Consciente d’avoir ainsi touché à la dignité humaine de cette femme, Harvard a reconnu ses torts. Pour autant, ce livre est bien loin d’être le seul à avoir fait les frais de cette technique de reliure plus que particulière.
Quelles sont les origines de cette sinistre pratique ?
Le terme «bibliopégie anthropodermique», qui puise étymologiquement son nom des mots livres, être humain et peau, a été utilisé pour la première fois en 1946, par Lawrence Sidney Thompson, directeur des bibliothèques de l’université du Kentucky. Celui-ci travaillait sur un article à propos de l’utilisation de la peau humaine pour fabriquer des objets.
En 1710, le juriste bibliophile Zacharias Conrad von Uffenbach mentionnait l’utilisation de peau humaine pour les livres, dans son ouvrage sur ses voyages en Europe, devenant ainsi la première référence de cette pratique à notre connaissance.

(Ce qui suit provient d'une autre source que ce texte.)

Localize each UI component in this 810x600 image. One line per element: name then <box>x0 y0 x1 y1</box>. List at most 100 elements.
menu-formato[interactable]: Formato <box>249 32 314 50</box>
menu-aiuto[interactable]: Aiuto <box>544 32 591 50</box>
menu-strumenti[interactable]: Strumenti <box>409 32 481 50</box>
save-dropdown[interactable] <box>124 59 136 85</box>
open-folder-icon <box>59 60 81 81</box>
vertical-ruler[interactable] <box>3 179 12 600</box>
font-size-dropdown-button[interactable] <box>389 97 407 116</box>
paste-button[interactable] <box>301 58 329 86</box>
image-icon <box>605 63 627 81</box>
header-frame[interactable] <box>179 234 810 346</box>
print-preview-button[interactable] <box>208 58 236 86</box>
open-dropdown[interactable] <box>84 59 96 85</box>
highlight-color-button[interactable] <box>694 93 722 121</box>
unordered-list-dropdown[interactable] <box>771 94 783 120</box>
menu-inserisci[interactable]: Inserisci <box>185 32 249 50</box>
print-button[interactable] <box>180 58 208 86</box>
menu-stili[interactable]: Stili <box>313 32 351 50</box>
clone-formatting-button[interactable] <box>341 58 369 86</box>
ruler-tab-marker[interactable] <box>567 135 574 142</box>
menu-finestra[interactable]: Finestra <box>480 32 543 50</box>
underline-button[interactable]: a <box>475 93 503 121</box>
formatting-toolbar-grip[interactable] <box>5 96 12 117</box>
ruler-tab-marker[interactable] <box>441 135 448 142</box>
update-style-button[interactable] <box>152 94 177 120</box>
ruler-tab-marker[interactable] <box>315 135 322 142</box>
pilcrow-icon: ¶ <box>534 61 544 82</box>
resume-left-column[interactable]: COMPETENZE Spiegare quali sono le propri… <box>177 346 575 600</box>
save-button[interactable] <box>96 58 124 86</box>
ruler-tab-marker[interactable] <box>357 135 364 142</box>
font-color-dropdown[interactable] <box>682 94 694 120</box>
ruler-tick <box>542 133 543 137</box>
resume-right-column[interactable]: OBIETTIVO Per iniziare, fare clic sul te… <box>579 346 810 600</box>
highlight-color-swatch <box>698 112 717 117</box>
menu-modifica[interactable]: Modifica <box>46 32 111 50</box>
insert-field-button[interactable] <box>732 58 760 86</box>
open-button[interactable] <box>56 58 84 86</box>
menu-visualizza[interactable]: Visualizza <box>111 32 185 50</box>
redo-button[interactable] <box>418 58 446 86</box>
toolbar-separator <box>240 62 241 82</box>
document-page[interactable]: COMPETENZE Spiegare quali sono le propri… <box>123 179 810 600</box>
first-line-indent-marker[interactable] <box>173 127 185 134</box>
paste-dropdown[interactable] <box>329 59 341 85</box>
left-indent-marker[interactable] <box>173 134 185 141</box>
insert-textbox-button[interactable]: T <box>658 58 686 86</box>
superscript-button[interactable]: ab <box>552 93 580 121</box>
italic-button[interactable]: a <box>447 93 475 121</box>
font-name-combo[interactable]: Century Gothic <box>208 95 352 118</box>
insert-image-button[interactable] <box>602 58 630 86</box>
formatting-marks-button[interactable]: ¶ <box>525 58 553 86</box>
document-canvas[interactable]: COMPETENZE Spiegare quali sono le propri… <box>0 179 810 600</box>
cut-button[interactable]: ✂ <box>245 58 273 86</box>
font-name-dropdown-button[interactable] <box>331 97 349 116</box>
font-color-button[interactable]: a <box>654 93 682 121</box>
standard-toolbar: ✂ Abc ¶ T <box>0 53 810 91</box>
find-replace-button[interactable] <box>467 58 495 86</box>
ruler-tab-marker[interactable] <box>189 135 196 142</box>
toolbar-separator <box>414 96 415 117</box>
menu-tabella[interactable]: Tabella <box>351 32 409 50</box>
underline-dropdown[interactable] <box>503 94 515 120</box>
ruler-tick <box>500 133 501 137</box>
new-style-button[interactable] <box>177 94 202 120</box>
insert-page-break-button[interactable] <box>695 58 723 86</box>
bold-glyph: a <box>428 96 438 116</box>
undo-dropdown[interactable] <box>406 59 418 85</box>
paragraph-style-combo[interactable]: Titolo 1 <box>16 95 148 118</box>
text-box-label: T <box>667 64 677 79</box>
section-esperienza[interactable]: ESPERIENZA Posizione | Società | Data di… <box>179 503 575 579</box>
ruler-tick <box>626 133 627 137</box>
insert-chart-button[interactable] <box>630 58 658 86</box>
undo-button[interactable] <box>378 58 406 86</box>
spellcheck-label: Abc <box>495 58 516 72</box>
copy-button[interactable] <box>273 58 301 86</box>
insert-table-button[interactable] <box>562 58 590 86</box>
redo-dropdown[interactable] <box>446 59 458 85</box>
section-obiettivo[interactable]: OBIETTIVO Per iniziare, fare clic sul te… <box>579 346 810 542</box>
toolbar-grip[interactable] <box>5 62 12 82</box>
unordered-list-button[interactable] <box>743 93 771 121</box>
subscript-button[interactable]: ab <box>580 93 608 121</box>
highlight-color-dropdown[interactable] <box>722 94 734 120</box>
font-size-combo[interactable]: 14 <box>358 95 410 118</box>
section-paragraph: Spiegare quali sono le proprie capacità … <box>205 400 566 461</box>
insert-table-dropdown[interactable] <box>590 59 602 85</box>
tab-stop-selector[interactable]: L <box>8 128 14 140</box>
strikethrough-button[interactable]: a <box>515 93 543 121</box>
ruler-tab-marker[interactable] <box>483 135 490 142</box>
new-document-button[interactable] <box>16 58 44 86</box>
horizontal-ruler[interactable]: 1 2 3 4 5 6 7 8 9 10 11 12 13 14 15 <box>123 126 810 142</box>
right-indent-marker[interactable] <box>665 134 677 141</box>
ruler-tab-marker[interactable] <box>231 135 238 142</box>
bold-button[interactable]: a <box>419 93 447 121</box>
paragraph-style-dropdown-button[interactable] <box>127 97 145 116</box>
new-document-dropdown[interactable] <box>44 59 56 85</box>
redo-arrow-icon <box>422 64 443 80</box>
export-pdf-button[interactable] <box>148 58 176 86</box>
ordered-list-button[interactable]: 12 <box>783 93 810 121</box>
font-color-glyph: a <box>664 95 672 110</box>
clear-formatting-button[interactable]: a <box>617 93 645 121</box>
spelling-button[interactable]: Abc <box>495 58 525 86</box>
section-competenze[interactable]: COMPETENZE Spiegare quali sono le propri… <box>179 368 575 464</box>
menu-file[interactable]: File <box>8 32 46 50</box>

Dans la majorité des cas, il s’agissait de reliures commandées par des médecins à la suite des exécutions de criminels. Une forme de deuxième châtiment après la mort. Toutefois, cette pratique macabre restait rare et extrêmement marginale. Posséder un tel ouvrage reste extrêmement rare. D’où le caractère davantage exceptionnel de la présence du livre d’Arsène Houssaye à Harvard.
Bien qu’assez confidentielle, cette technique a finalement totalement disparu au XXe siècle avec la Seconde Guerre mondiale. Les travaux menés par Jennifer Kerner ont permis de répertorier 132 volumes de ce type et d’en localiser 70, majoritairement conservés dans des bibliothèques universitaires ou des musées.